The net result is that what appears to be substantial part of the narrative almost ends up as a B story into its own film, shoved against by all kinds of enjoyably fun asides and the aforementioned lives and loves of the Spenglers which, while lovely in their own right, end up taking the main stage at the expense of what could have been a fun if intense battle against a Big Bad.
All of this narrative lack of focus means that while we have a potential great sense of who the Spenglers are and why their sustaining of the Ghostbusters legacy is so important, and have a looming titanic battle that could end or save the world depending on how it’s played, and we even have a lovely series of cameo moments with the legacy characters, Frozen Empire comes out feeling like none of the elements have been given the attention they deserve.
This is especially true of the big finale battle with Garraka, which is over almost before it begins, its lack of potency leaving everything feeling limp and underdone, which is such a pity because the parts that make up the whole are actually reasonably diverting and entertaining in their own ways.
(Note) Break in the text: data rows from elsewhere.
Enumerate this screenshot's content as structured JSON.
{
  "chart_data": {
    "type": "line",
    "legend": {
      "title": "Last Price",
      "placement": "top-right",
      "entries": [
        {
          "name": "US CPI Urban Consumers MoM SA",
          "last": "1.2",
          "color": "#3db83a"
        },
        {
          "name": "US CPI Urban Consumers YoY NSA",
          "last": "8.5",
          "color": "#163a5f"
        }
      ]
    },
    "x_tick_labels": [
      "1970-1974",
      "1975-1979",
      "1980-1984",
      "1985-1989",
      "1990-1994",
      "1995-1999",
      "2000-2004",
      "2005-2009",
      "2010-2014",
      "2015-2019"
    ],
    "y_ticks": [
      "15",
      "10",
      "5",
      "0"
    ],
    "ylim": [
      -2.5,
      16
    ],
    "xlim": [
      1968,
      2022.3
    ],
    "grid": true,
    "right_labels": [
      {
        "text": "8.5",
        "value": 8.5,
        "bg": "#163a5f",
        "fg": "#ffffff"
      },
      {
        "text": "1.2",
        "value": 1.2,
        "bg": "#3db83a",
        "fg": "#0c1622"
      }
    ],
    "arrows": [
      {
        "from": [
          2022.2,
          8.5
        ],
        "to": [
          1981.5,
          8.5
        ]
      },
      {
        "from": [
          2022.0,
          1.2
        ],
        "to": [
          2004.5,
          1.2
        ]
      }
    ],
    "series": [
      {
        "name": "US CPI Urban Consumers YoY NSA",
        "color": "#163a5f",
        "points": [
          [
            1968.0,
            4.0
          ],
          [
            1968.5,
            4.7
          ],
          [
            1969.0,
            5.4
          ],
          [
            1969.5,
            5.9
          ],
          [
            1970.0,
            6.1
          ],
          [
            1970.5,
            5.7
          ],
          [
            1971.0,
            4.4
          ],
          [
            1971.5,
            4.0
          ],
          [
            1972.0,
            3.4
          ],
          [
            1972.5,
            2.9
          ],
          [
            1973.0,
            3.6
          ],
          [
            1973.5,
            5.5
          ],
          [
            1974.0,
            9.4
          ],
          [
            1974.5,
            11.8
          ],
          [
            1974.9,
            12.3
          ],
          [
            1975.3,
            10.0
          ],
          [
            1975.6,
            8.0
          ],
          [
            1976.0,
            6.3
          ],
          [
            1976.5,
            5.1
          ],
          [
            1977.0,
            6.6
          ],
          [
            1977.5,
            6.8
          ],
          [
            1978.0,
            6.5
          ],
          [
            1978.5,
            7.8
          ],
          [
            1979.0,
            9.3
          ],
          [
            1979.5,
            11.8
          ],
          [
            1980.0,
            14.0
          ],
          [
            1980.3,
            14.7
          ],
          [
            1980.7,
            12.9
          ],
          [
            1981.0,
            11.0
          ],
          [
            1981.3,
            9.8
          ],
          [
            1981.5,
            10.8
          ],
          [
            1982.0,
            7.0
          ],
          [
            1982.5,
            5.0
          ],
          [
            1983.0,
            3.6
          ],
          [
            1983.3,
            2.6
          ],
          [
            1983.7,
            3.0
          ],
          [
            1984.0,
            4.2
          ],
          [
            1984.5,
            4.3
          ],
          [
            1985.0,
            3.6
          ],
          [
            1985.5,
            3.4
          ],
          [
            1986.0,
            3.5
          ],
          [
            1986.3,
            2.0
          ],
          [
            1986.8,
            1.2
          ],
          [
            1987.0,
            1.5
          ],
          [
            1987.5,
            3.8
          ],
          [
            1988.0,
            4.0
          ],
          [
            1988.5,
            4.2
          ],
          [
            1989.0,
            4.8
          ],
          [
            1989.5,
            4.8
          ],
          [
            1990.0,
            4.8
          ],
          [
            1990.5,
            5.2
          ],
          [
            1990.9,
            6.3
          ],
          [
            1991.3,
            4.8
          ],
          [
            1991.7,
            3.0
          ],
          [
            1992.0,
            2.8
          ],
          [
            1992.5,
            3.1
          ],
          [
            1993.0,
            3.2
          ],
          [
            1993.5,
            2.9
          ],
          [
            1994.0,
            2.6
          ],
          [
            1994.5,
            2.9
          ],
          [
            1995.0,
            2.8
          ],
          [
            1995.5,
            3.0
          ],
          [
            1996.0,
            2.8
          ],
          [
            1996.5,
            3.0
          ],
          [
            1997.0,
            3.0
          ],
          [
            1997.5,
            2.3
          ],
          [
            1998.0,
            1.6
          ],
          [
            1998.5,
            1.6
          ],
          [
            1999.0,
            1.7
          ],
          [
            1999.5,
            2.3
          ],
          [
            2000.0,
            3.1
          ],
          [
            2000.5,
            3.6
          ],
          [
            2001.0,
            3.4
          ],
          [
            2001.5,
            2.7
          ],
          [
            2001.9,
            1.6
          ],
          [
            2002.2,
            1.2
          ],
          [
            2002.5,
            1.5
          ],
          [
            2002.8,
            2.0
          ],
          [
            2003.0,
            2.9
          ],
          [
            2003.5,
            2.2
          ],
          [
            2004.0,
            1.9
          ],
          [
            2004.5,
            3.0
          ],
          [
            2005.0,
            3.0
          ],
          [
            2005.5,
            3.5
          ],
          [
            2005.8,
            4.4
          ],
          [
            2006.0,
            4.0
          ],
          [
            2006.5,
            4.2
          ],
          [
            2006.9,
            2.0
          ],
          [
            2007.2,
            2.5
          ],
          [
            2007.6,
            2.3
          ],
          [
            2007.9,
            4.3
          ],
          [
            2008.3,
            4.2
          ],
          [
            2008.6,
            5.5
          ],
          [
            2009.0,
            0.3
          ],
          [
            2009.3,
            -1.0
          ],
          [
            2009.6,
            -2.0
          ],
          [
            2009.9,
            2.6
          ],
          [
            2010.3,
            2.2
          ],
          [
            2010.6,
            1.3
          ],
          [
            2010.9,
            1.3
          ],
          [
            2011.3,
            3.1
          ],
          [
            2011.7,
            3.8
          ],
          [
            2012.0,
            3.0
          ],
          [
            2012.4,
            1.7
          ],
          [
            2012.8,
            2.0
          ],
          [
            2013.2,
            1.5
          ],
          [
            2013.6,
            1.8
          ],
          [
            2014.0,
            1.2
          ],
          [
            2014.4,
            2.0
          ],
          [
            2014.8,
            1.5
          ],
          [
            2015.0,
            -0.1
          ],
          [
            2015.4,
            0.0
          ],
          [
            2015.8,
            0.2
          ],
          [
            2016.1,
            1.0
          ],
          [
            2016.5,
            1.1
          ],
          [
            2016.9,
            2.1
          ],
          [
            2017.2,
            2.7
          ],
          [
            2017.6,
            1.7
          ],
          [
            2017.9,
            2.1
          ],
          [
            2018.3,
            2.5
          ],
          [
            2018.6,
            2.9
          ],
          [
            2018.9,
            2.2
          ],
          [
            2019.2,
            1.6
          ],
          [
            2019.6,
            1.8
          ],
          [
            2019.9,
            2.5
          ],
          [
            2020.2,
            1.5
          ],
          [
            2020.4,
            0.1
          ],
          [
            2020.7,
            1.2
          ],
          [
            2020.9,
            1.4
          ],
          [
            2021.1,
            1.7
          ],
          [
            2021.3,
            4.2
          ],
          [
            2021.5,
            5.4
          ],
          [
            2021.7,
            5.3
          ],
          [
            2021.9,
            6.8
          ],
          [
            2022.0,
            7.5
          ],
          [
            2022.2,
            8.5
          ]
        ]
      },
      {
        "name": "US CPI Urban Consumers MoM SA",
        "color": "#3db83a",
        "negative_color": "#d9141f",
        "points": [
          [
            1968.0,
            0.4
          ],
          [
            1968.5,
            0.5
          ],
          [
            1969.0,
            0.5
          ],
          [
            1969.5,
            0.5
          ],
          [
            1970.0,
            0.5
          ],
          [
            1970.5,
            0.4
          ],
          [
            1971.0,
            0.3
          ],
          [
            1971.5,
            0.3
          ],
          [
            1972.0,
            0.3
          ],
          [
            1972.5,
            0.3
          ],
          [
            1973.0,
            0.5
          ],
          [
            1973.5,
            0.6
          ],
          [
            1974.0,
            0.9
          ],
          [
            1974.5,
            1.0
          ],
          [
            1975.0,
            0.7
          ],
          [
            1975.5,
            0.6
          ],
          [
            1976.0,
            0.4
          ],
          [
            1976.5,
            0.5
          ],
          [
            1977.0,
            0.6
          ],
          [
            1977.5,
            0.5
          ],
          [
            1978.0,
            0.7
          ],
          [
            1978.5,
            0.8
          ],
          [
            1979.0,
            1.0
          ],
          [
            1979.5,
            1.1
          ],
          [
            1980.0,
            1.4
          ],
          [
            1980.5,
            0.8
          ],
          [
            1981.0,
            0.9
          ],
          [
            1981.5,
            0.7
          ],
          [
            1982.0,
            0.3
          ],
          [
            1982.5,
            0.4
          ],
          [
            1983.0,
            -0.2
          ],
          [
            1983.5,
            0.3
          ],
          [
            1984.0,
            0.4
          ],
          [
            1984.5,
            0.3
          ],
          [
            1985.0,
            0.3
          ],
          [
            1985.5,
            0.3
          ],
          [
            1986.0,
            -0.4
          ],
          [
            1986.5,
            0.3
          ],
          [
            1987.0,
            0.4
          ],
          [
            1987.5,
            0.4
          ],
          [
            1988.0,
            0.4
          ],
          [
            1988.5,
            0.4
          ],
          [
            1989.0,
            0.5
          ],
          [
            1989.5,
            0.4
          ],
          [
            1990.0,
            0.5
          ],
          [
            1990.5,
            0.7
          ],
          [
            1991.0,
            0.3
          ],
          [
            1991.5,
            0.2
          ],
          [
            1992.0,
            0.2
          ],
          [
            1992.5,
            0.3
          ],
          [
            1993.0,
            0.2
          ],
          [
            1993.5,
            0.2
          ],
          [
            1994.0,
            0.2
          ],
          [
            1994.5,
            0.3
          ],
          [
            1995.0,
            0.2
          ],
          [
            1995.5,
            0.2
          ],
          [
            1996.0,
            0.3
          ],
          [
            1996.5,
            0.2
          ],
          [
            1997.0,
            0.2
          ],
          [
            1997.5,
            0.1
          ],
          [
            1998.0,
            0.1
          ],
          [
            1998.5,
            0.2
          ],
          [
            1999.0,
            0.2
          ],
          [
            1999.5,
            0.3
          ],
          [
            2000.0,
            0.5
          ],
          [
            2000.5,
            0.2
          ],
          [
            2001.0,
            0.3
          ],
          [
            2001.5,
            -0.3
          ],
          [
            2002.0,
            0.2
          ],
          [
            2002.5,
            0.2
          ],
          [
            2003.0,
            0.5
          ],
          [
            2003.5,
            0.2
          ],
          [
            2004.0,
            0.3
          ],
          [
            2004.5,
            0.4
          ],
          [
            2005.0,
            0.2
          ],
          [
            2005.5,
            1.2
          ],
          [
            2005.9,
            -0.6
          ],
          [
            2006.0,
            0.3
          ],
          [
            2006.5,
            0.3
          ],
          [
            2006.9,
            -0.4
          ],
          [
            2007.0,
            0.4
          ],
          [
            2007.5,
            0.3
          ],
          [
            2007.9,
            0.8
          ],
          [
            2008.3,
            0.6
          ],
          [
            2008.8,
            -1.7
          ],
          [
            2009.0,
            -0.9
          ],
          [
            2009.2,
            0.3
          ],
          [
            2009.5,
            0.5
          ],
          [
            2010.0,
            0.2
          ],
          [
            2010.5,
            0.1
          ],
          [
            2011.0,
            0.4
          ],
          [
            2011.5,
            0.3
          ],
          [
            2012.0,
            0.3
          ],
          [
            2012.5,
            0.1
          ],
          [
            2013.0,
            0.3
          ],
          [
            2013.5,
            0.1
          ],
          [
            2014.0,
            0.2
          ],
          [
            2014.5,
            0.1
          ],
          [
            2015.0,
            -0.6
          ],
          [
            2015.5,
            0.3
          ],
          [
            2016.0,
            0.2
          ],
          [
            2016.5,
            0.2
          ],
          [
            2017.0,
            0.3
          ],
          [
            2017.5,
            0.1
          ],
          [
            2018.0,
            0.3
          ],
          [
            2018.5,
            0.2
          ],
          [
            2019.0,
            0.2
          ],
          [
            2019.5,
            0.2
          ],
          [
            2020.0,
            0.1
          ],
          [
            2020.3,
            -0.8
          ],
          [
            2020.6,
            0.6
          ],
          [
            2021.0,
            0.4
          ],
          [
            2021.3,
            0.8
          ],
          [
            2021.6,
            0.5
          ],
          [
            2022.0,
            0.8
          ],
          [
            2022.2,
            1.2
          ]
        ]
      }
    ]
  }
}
It all means that while Frozen Empire is inoffensively escapist and light & fun it fails to actually stick with you in any meaningful way afterwards.
So much so that it evaporates almost immediately once the credits have rolled, and while you could argue that blockbusters are designed to be enjoyable while they’re being watched and not linger in the heart and mind afterwards, the truth is that many of the really good ones, and alas, Frozen Empire is not one of them, do stick with you and stay with you in ways that really meaningfully lodge themselves in your heart.
Bottomline, Frozen Empire isn’t terrible and you will not rue the day you saw it and indeed may find yourself happily diverted for just two hours, but then it’s not superlatively good either, a stuffed corpse of a film that wants to be so much bigger and better than it is, which is so busy including everything people love about the franchise that it forgets to be its own cohesive film, leaving you lightly entertained in the short-term but largely untouched in the long-term which is not good news for a franchise that longs to keep living long after many of its ’80s contemporaries have slid off this mortal cinematic coil.